Younger children, say, up through elementary school, are so much at the mercy of their environment that it’s not practical–or even fair–to make them the focus of the weight-loss effort, even in those unusual cases where they’re the only one overweight.
Imagine that such a child–call him Joey–goes to dinner with his family and everyone orders their usual favorites. But Joey, overweight and “dieting,” has to have some “lite” selection while everyone around him indulges without limitation. How fun is that?
But that’s often precisely what happens, to the point of utter frustration for both parent and child. I often see families who want us to “fix” an overweight child after they’ve failed with various approaches, from cajolery to punishment to outright policing the pantry.

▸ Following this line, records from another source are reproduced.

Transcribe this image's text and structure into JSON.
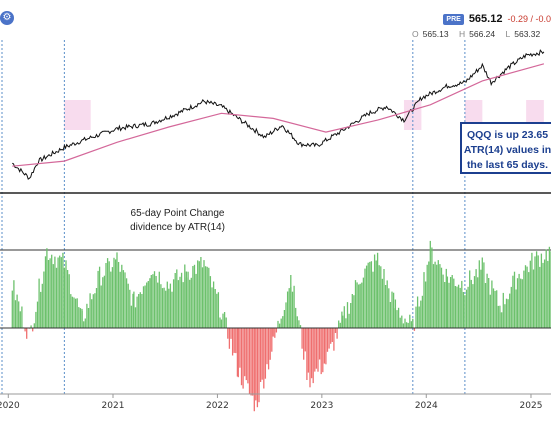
{
  "header": {
    "badge": "PRE",
    "last_price": "565.12",
    "change": "-0.29 / -0.0",
    "ohlc": [
      {
        "label": "O",
        "value": "565.13"
      },
      {
        "label": "H",
        "value": "566.24"
      },
      {
        "label": "L",
        "value": "563.32"
      },
      {
        "label": "C",
        "value": ""
      }
    ]
  },
  "colors": {
    "price_line": "#111111",
    "sma_line": "#d4689a",
    "highlight": "#f6d3ea",
    "positive": "#6cc16c",
    "negative": "#ef6f6f",
    "marker_line": "#5b8fc9",
    "callout_border": "#1c3f8f"
  },
  "annotations": {
    "callout": [
      "QQQ is up 23.65",
      "ATR(14) values in",
      "the last 65 days."
    ],
    "indicator_title": [
      "65-day Point Change",
      "dividence by ATR(14)"
    ]
  },
  "chart_data": [
    {
      "type": "line",
      "panel": "price",
      "x_axis": "date",
      "series": [
        {
          "name": "",
          "role": "price",
          "x": [
            "2020-01",
            "2020-03",
            "2020-04",
            "2020-07",
            "2020-09",
            "2021-01",
            "2021-05",
            "2021-08",
            "2021-11",
            "2022-01",
            "2022-03",
            "2022-06",
            "2022-08",
            "2022-10",
            "2022-12",
            "2023-03",
            "2023-06",
            "2023-08",
            "2023-10",
            "2023-12",
            "2024-03",
            "2024-05",
            "2024-07",
            "2024-08",
            "2024-10",
            "2024-12",
            "2025-02"
          ],
          "values": [
            214,
            170,
            220,
            260,
            280,
            315,
            330,
            360,
            395,
            380,
            345,
            290,
            325,
            270,
            265,
            310,
            360,
            380,
            340,
            405,
            440,
            450,
            500,
            450,
            495,
            530,
            540
          ]
        },
        {
          "name": "",
          "role": "sma",
          "x": [
            "2020-01",
            "2020-07",
            "2021-01",
            "2021-07",
            "2022-01",
            "2022-07",
            "2023-01",
            "2023-07",
            "2024-01",
            "2024-07",
            "2025-02"
          ],
          "values": [
            205,
            220,
            275,
            320,
            360,
            345,
            305,
            340,
            385,
            455,
            505
          ]
        }
      ]
    },
    {
      "type": "bar",
      "panel": "indicator",
      "x_axis": "date",
      "reference_line": 0,
      "series": [
        {
          "name": "",
          "x": [
            "2020-01",
            "2020-03",
            "2020-05",
            "2020-07",
            "2020-09",
            "2020-11",
            "2021-01",
            "2021-03",
            "2021-05",
            "2021-07",
            "2021-09",
            "2021-11",
            "2022-01",
            "2022-03",
            "2022-05",
            "2022-07",
            "2022-09",
            "2022-11",
            "2023-01",
            "2023-03",
            "2023-05",
            "2023-07",
            "2023-09",
            "2023-11",
            "2024-01",
            "2024-03",
            "2024-05",
            "2024-07",
            "2024-09",
            "2024-11",
            "2025-01",
            "2025-03"
          ],
          "values": [
            10,
            -2,
            18,
            15,
            2,
            12,
            16,
            6,
            14,
            10,
            13,
            15,
            4,
            -10,
            -18,
            -4,
            12,
            -12,
            -8,
            2,
            12,
            16,
            5,
            0,
            18,
            12,
            10,
            14,
            5,
            12,
            16,
            18
          ]
        }
      ]
    }
  ],
  "x_axis_labels": [
    "2020",
    "2021",
    "2022",
    "2023",
    "2024",
    "2025"
  ]
}
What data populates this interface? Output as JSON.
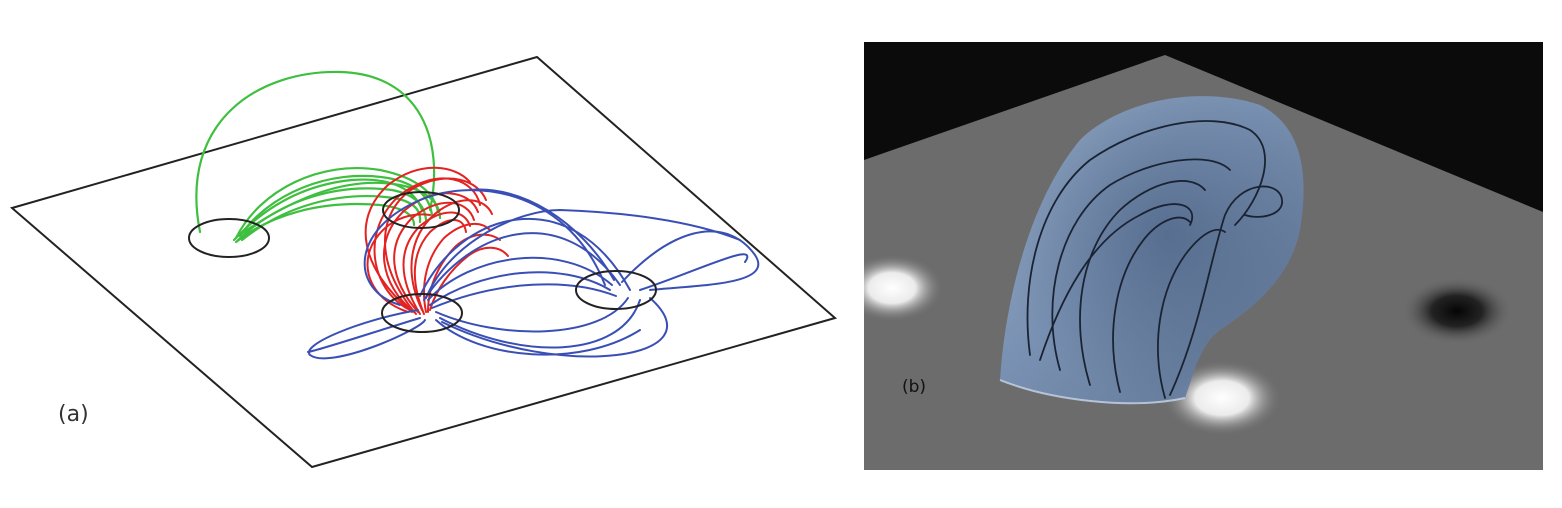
{
  "figure": {
    "panel_a": {
      "label": "(a)",
      "colors": {
        "outline": "#222222",
        "green_loops": "#3fbf3f",
        "red_loops": "#e32222",
        "blue_loops": "#3a4fb5"
      }
    },
    "panel_b": {
      "label": "(b)",
      "colors": {
        "sky": "#0b0b0b",
        "plane": "#6c6c6c",
        "surface": "#7a94b8",
        "field_lines": "#1a2333",
        "bright_spot": "#ffffff",
        "dark_spot": "#0a0a0a"
      }
    }
  }
}
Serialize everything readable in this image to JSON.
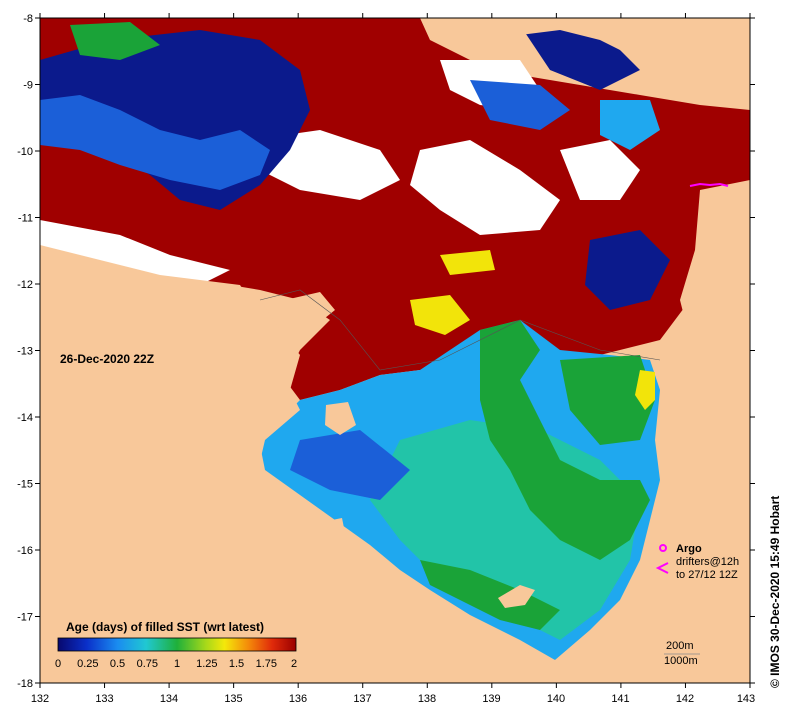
{
  "map": {
    "date_label": "26-Dec-2020 22Z",
    "credit": "© IMOS 30-Dec-2020 15:49 Hobart",
    "x_ticks": [
      "132",
      "133",
      "134",
      "135",
      "136",
      "137",
      "138",
      "139",
      "140",
      "141",
      "142",
      "143"
    ],
    "y_ticks": [
      "-8",
      "-9",
      "-10",
      "-11",
      "-12",
      "-13",
      "-14",
      "-15",
      "-16",
      "-17",
      "-18"
    ],
    "legend": {
      "title": "Age (days) of filled SST (wrt latest)",
      "labels": [
        "0",
        "0.25",
        "0.5",
        "0.75",
        "1",
        "1.25",
        "1.5",
        "1.75",
        "2"
      ]
    },
    "markers": {
      "argo": "Argo",
      "drifters": "drifters@12h",
      "drifters_to": "to 27/12 12Z"
    },
    "contours": {
      "c200": "200m",
      "c1000": "1000m"
    },
    "colors": {
      "land": "#f8c89a",
      "sea_dark": "#0b1a8c",
      "sea_blue": "#1b5fd8",
      "sea_light": "#1fa8ef",
      "sea_teal": "#22c4a8",
      "sea_green": "#1aa338",
      "yellow": "#f2e40a",
      "dark_red": "#a00000",
      "white": "#ffffff",
      "magenta": "#ff00ff"
    }
  }
}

The candid response? That isn’t going to work. Joey can’t function in isolation from the rest of his familial structure, so if the weight problem is going to change, the structure has to change; and that means it changes for the parents as well.
Little kids, little roles
One of the big breakthroughs families must make is in determining the roles and responsibilities of each family member, relative to the child’s weight loss, and that varies with the age of the child. Since we’re discussing younger children here, the parents’ role is much larger.
As with the research study, parents in our program learn–often for the first time–about important fundamentals of nutrition. They also learn about behavior modification, problem solving and other skills. And they get specific guidance and support about family roles and limits of responsibility.
For instance, most parents worry about ongoing conflicts with their children over what to eat. And sure, when snacktime comes, if you have a box of chocolatey-gooey marshmallow cookies and a box of crispy, fat-free rye crackers, most kids are going for the goo.
But this is where parental responsibility looms large, and parents’ decisions about the home environment are so significant. Children ought to be given some choice in what they want to eat, but by having only good options at hand, parents set them up for success.
If the available snack choices are fresh fruits, maybe vegetables and dip, even low-fat or low-calorie munchables like pretzels or popcorn, kids will choose from those.
If parents don’t buy the gooey gunk and bring it home, then kids don’t see it, don’t ask for it, and don’t feel deprived when they’re told no. Mom and Dad won’t have to play the villain because these passive controls minimize the risk of conflict for everyone.
Of course, sometimes, less choice is better. If there’s a box of fat-free ice cream bars in the freezer, that’s a treat, and at dessert time, it’s an acceptable indulgence that a child will welcome with delight. A seven- or eight-year old isn’t going to turn up his nose at a 90-calorie Healthy Choice desert pop and go on strike until someone produces a Twinkie.
Play together, weigh together
Other recent research on children and body weight shows a direct correlation between kids’ weight and the amount of time they spent in recreational physical activity, not with friends or peers, but with their families.
We see much in the media about the loss of physical education programs in schools, but these opportunities for exercise and activity don’t appear to have as strong a correlation with kids’ weight as what they do with their parents
That could be because we learn our values from our families, typically, not our schools. Even if kids sit around in school all day, the ones who go home to enjoy a bike ride with the family or to play a little flag football with Dad are far more likely to consider themselves as active.
It’s a question of lifestyle and self-image. Children who engage in physical pursuits with their parents are statistically far more likely to have a positive attitude about physical recreation and exercise, and to participate in it outside the family setting.
Parents basically have all the power in a small child’s life. If healthy changes are introduced with some finesse, no issue need even be made of them. The new standards just become the standards. We only eat dessert twice a week. We don’t drive if we can walk. We eat vegetables every day. We don’t drink soda with dinner. That’s just the way it is.
It doesn’t mean children won’t ever try a challenge. In fact, count on it that they will. One of the Cederquist daughters recently produced a piece of candy first thing in the morning and sweetly asked if she could eat it, though she undoubtedly knew the answer already.
We don’t have candy for breakfast. That’s just the way it is.
THROUGH THICK & THIN: Treating Parents and Children
Parents are usually aware that their own dietary habits are relevant to their child’s weight, but they often want to compartmentalize, saying they’re not concerned about their own weight, only worried about their child. They just want to help fix him. But a child needs a solution where he’s not the problem.